In contrast, no reason exists not to disclose Villa’s presentence report. The Ninth Circuit has rejected the general policy reasons for preserving the confidentiality of presentence reports. See Schlette, 842 F.2d at 1579-81. In addition, our review of Villa’s presentence report shows that it contains merely a factual statement of the criminal charges on which Villa was convicted, a summary of Villa’s account of these charges, and a brief description of Villa’s family background, marital history, educational background, employment history, health record, and financial condition.

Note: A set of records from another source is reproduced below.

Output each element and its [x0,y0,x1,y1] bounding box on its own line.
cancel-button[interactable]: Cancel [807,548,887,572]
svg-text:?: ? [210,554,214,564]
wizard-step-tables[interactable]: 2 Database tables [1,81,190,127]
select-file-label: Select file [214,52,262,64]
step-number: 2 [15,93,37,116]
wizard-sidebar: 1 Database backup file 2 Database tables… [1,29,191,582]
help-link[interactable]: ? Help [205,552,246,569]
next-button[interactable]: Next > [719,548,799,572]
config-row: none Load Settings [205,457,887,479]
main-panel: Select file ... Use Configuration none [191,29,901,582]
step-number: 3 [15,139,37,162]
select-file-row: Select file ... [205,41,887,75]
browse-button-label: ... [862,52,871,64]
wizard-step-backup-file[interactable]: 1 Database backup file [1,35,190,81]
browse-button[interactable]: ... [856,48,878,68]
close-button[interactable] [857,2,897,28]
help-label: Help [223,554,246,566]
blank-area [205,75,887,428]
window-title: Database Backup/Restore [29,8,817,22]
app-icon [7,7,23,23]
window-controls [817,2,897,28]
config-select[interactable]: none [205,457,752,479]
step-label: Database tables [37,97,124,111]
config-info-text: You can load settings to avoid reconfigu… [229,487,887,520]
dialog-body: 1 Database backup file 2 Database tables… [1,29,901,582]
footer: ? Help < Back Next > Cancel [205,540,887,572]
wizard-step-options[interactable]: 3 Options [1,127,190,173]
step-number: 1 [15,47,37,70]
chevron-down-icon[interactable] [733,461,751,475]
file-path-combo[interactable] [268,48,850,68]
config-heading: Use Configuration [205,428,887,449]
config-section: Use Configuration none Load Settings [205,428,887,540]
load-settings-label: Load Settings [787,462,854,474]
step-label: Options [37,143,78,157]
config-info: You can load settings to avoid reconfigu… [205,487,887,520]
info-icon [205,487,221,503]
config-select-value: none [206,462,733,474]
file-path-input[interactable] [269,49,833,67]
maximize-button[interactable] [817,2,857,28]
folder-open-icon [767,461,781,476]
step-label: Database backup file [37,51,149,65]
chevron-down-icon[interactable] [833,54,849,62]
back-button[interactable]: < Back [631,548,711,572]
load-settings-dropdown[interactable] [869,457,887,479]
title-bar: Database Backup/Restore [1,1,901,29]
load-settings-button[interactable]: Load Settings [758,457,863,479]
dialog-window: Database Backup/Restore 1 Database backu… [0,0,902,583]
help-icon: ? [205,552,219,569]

None of the statements, descriptions, or other materials in this report is so personal or intimate that its disclosure to the INS would constitute “an unwarranted invasion of privacy.” See Schlette, 842 F.2d at 1581. Furthermore, other than a final recommendation as to Villa’s sentence, none of the undiscloseable types of information listed in Fed.R.Crim.P. 32(c)(3)(A) appears in Villa’s presentence report. In addition, the INS has assured this Court that it will respect the general confidentiality accorded presentence reports by using this report *762solely in conjunction with Villa’s deportation proceedings.
Overall, therefore, the balance between preserving complete confidentiality and permitting limited disclosure favors disclosure in the instant case. While the Court doubts that the INS will uncover any information in Villa’s presentence report that is not already part of the public record of his sentencing, we recognize that the INS has a legitimate interest in all information that might be pertinent to Villa’s deportation proceeding. In comparison to this interest, we find absolutely no privacy ground or other basis for maintaining the confidentiality of Villa’s presentence report.
IT IS, THEREFORE, HEREBY ORDERED that the Government’s Motion to Disclose the Presentence Report of Carlos Villa to the INS (document # 221) is GRANTED.
ACCORDINGLY, IT IS ORDERED that the United States Probation Office of Reno, Nevada, shall forward a copy of the presen-tence report of Carlos Villa in Case No. CR-R-83-35-ECR to Chester J. Winkow-ski, General Attorney of the INS, Room 13-106, 26 Federal Plaza, New York, N.Y. 10278. This copy shall not include the final recommendation of sentence that appears on a separate page in the original presen-tence report.
IT IS FURTHER ORDERED that the INS shall use the presentence report solely in conjunction with the deportation proceedings against Carlos Villa that are currently being conducted before Immigration Judge Annette S. Elstein.